La question est celle du dénombrement : on sait énumérer les entiers pairs 0, 2, 4, 6, …, une liste infinie d'ailleurs. On saurait faire la liste de tous les programmes dans un langage de programmation donné, par exemple en les rangeant par taille croissante, et à taille égale par ordre alphabétique, mais saurait-on faire une liste de toutes les listes infinies ? La réponse de Cantor, négative, est le célèbre argument diagonal : soient Ll, L2, L3, ... toutes les listes infinies – disons – de zéros et de uns. Désignons par Lm[n] le nième élément de la liste Lm ; on peut alors former une liste M = 1 - Ll [l], 1 - L2 [2], 1 - L3 [3], … , i.e. M[n] = 1 – Ln[n]. Mais M fait elle-même partie de la liste, soit M = LN, et on conclut que LN [N] = M[N] = 1 - LN [N], rideau !
L'expansivité
La question générale qui se pose pour les langages formels est la suivante peut-on traiter les informations négatives ? Par information négative, j'entends une information absente, par exemple quelque chose qui n'a pas été énoncé. Dans les années 1960, des informaticiens peu inspirés ont cru répondre positivement, en prenant l'exemple de ces cases que l'on ne remplit pas, et qui sont interprétées par des options par défaut : la machine verrait qu'on ne répond pas...

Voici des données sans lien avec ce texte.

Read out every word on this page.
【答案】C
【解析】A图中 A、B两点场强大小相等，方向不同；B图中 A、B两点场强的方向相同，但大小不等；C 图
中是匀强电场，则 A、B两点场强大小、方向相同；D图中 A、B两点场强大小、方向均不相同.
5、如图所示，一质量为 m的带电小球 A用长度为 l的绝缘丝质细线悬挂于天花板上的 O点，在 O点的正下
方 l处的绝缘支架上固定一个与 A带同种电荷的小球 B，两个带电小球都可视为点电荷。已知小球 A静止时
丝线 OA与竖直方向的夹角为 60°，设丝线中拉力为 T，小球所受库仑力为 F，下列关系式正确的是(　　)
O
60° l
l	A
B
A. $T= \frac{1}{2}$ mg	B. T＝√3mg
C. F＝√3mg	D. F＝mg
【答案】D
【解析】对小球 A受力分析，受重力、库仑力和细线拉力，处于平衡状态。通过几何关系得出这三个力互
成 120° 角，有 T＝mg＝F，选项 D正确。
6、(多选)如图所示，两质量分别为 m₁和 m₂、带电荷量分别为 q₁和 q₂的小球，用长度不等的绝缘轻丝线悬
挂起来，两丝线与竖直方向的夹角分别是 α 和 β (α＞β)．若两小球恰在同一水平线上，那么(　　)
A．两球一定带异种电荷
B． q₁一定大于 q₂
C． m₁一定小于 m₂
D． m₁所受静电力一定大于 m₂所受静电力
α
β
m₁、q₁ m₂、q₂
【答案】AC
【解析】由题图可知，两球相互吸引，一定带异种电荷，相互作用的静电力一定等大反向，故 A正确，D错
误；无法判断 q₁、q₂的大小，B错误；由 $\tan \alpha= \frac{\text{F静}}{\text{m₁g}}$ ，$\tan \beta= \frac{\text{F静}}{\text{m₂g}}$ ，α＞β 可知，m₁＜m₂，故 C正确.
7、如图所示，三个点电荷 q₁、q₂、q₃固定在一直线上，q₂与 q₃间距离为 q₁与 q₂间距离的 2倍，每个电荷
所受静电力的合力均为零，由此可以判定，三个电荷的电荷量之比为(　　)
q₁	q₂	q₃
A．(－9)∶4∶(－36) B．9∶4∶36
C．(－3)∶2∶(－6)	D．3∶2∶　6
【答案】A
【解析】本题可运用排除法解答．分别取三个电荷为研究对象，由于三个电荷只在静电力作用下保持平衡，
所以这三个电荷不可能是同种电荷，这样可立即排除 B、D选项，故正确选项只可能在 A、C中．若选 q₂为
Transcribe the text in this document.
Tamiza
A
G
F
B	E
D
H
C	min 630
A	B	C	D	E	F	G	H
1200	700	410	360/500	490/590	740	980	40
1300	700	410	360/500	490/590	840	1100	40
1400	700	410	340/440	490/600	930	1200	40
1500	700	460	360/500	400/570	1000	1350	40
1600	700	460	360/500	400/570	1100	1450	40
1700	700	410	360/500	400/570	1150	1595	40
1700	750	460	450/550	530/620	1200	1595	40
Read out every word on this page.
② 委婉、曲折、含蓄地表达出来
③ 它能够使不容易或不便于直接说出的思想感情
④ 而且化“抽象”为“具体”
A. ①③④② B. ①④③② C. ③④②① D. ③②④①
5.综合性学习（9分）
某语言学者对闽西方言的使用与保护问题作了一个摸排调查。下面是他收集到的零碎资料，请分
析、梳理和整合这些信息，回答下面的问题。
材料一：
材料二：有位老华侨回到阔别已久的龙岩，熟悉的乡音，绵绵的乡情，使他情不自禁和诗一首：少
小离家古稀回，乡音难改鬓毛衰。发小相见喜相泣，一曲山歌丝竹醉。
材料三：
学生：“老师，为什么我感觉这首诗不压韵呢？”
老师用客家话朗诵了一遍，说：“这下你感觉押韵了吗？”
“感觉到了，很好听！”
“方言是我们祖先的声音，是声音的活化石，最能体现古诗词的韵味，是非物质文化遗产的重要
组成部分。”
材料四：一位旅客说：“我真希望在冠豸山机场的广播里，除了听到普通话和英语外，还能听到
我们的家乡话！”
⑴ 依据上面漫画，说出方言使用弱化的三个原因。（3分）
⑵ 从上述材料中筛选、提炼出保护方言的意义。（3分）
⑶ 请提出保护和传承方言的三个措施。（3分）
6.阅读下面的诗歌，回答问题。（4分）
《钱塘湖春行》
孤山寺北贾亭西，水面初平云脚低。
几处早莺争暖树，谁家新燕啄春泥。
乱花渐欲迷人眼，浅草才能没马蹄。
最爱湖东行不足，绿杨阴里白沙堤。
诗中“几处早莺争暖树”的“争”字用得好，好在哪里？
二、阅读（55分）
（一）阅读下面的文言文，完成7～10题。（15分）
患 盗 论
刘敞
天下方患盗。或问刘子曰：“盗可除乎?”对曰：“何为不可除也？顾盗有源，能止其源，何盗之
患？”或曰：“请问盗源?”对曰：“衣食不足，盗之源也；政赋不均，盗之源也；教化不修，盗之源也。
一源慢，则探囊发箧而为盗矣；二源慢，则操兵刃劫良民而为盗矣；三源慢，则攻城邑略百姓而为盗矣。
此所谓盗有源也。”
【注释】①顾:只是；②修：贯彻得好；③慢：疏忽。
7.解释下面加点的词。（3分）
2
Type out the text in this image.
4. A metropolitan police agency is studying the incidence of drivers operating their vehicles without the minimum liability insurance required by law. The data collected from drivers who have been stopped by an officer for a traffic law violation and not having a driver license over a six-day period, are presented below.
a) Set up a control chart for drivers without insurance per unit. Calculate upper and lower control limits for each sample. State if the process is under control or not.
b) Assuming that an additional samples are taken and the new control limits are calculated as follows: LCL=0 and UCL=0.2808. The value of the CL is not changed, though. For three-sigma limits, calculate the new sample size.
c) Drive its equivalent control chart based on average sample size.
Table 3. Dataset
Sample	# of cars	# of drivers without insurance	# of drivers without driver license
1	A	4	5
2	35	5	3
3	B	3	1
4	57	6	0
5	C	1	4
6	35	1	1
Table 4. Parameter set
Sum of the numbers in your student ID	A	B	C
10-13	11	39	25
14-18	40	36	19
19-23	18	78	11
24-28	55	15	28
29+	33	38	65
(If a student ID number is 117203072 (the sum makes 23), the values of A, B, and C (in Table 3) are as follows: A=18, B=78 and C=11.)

C'était aller bien vite en besogne, en négligeant ce petit détail : on ne remplit pas la case, mais on appuie sur la touche Retour, ce qui a pour conséquence de dire à la machine : « je n'ai pas répondu ». Une fois reçu ce message, elle peut continuer, sinon elle attendrait comme un bon toutou. Nous revoilà en train d'attendre un bus, et de retour... au problème d'arrêt. Et c'est justement le paradoxe de Cantor qui permet de démontrer l'impossibilité du « test de mise en boucle », i.e. l'impossibilité de traiter des informations négatives.
Ce type de comportement des langages informatiques, on va l'appeler expansivité : ils sont expansifs, car ils n'acceptent que de l'information positive, et plus on leur en donne, plus ils sont contents, i.e. plus ils nous donnent de réponses : pensez à une recherche de fichiers sur un ordinateur.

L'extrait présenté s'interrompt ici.